La réhabilitation pénale



Compte tenu du domaine restrictif de l’effacement, toutes les peines autres que celles de police, et notamment la plupart des condamnations en matière de roulage (correspondant, dans de nombreuses hypothèses, à des peines correctionnelles), relèvent de la procédure de réhabilitation.

Avant de pouvoir demander sa réhabilitation, l’intéressé doit, pendant un délai d’épreuve (qui varie entre 3 ans et 10 en fonction de la peine prononcée), avoir eu une résidence certaine en Belgique ou à l’étranger et avoir fait preuve d’amendement et de bonne conduite.

En outre, pour être réhabilité, le demandeur doit notamment avoir purgé les peines privatives de liberté et avoir payé les amendes auxquelles il a été condamné, s’être acquitté des dommages et intérêts et des frais et, sauf exceptions prévues par la loi, ne pas avoir bénéficié de la réhabilitation au cours des dix dernières années.

Si le condamné a subi une peine pour certains faits portant atteinte à l’intégrité sexuelle, au droit à l’autodétermination sexuelle et aux bonnes mœurs, lorsque ceux-ci ont été accomplis sur des mineurs ou ont impliqué leur participation, le dossier doit également contenir l'avis d'un service spécialisé dans la guidance ou le traitement des délinquants sexuels.

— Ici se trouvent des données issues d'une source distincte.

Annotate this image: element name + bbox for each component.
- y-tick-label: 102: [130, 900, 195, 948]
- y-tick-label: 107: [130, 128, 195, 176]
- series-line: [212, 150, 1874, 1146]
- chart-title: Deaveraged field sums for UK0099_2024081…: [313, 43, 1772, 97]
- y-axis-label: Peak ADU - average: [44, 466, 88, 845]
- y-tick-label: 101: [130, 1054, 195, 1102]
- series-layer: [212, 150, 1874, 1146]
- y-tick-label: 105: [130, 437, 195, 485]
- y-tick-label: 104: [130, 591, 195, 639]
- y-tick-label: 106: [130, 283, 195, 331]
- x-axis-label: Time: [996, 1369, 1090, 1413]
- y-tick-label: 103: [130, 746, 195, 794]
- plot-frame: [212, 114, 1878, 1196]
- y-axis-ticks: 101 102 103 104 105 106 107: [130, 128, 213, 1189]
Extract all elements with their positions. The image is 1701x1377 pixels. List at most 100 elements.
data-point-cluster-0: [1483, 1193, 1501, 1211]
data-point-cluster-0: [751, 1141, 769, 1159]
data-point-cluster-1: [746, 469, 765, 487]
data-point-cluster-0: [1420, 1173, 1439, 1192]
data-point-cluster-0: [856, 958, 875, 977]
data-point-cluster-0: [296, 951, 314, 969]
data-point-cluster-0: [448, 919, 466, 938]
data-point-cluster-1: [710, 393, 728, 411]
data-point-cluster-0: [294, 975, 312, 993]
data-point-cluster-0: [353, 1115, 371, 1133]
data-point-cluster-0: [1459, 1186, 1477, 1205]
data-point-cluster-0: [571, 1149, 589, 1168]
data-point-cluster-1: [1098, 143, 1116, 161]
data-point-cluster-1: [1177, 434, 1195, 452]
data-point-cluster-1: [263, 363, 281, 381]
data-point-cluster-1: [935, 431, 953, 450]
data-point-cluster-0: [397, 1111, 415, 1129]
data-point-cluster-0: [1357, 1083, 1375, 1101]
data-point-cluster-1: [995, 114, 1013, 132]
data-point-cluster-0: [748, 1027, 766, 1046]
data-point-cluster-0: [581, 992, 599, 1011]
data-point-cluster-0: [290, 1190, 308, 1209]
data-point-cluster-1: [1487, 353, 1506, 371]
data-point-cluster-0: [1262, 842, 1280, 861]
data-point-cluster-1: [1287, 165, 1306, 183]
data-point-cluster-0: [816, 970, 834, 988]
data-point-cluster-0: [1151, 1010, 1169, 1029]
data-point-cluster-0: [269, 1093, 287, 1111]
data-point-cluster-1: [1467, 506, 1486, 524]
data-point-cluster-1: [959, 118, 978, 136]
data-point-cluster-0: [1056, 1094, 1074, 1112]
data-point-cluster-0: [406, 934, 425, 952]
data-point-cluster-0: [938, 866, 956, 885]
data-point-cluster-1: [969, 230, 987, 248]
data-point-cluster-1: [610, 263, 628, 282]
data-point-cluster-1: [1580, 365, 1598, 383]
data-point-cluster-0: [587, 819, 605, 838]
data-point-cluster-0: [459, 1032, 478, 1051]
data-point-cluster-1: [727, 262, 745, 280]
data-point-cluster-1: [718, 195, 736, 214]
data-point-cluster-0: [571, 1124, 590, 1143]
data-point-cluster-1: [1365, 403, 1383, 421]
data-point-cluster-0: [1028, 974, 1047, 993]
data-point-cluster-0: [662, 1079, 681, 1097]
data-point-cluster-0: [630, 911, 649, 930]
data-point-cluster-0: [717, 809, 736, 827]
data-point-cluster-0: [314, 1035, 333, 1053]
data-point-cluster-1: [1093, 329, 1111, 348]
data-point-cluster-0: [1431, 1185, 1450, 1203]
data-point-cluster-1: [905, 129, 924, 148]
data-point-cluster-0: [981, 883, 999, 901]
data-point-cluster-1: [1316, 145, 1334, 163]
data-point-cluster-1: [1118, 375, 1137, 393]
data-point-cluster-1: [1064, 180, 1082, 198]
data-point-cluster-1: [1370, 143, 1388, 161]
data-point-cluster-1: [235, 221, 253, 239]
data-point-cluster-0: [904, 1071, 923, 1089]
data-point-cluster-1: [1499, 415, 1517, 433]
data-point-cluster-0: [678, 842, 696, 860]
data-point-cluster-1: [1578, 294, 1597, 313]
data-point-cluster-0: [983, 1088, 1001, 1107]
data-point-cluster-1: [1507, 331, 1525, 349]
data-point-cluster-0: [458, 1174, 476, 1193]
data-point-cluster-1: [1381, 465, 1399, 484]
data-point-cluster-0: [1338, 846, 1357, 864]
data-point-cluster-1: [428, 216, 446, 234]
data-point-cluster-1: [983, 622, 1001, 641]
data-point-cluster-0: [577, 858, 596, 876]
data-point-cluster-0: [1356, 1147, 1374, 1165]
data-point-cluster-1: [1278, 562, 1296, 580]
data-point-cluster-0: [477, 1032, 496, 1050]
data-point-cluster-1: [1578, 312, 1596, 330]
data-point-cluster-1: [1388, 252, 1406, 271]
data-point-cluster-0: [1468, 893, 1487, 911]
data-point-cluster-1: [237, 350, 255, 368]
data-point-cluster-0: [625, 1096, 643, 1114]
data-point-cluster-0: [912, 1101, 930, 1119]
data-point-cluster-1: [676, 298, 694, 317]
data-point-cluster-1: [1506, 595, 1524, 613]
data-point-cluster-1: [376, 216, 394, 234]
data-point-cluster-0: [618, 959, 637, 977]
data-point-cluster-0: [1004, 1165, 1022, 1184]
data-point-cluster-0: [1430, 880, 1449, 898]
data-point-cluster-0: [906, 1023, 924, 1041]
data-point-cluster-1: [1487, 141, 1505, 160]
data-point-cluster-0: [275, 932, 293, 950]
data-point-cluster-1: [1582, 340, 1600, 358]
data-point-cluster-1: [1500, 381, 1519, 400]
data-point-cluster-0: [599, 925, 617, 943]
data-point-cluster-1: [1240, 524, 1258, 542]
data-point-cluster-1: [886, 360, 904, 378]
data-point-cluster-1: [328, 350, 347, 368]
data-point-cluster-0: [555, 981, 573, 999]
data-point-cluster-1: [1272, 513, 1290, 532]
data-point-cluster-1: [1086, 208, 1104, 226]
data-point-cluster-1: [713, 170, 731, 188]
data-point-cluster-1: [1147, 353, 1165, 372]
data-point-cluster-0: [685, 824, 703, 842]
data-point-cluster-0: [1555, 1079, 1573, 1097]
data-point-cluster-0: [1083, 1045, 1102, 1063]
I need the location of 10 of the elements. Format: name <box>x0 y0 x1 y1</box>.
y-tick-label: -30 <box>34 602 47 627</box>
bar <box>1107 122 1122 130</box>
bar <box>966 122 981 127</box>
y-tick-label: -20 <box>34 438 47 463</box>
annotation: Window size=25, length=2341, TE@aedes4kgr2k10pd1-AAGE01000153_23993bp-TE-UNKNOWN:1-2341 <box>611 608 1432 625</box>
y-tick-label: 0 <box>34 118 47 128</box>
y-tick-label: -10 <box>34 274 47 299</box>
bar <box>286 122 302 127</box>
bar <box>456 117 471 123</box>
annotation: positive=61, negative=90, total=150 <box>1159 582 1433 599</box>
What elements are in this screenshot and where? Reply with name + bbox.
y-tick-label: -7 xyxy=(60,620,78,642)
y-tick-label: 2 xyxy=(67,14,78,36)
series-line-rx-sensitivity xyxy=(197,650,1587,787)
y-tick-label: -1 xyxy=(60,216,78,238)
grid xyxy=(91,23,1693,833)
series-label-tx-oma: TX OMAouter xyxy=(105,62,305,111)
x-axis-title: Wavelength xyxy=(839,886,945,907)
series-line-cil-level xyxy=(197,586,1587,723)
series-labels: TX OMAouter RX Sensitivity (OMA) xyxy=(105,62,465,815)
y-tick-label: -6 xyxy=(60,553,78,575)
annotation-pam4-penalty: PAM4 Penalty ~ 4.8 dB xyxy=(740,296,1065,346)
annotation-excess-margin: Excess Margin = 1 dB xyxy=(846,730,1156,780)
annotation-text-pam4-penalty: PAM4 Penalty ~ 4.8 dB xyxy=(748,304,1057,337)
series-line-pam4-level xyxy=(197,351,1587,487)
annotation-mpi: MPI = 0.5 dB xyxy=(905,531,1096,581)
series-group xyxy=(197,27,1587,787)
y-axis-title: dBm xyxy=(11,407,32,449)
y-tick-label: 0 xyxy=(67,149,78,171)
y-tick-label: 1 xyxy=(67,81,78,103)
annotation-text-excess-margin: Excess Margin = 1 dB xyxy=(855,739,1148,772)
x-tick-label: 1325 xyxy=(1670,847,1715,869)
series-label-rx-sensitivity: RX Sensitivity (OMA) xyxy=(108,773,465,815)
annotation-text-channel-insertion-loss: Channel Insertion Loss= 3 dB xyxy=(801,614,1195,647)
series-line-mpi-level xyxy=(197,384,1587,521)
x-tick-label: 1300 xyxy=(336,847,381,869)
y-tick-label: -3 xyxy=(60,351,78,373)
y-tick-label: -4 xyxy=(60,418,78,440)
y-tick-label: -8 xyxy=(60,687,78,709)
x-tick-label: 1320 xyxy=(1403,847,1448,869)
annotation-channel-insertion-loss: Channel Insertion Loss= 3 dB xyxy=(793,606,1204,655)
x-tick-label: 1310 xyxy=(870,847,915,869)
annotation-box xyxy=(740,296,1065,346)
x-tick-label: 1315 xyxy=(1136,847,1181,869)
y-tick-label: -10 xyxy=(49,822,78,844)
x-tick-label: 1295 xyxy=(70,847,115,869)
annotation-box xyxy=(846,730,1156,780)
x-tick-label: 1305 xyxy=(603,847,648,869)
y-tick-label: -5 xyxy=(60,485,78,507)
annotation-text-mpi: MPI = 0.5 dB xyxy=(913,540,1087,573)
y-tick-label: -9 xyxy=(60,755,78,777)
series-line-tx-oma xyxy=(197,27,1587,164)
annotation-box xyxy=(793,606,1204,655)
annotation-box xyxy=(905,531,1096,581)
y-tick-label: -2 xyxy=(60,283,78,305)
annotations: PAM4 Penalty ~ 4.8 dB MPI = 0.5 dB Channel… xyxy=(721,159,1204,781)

La procédure de réhabilitation n’étant pas automatique, une requête mentionnant la ou les condamnations pour lesquelles la réhabilitation est demandée ainsi que les lieux où la personne a résidé durant son délai d’épreuve doit être introduite. Ce courrier doit être adressé au procureur du Roi de l’arrondissement dans lequel l’intéressé réside. La juridiction habilitée à octroyer la réhabilitation est la chambre des mises en accusation.

Depuis l’entrée en vigueur de la loi relative au casier judiciaire central, en 2001, les frais de réhabilitation sont à la charge du demandeur.

A l’heure actuelle, les mesures d’internement (auparavant appelées de « défense sociale ») ne peuvent, quant à elles, pas bénéficier d’une telle procédure de réhabilitation. C’est à cette fin qu’a été déposée le 7 novembre 2022 une proposition de loi visant, en substance, à répondre à l’arrêt de la Cour constitutionnelle du 31 mars 2022 (arrêt n° 52/2022) en permettant à la personne ayant fait l’objet d’une décision judiciaire d’internement d’obtenir l’inaccessibilité des informations contenues dans son casier judiciaire moyennant certaines conditions. Cette proposition est toutefois toujours à l’état de discussion.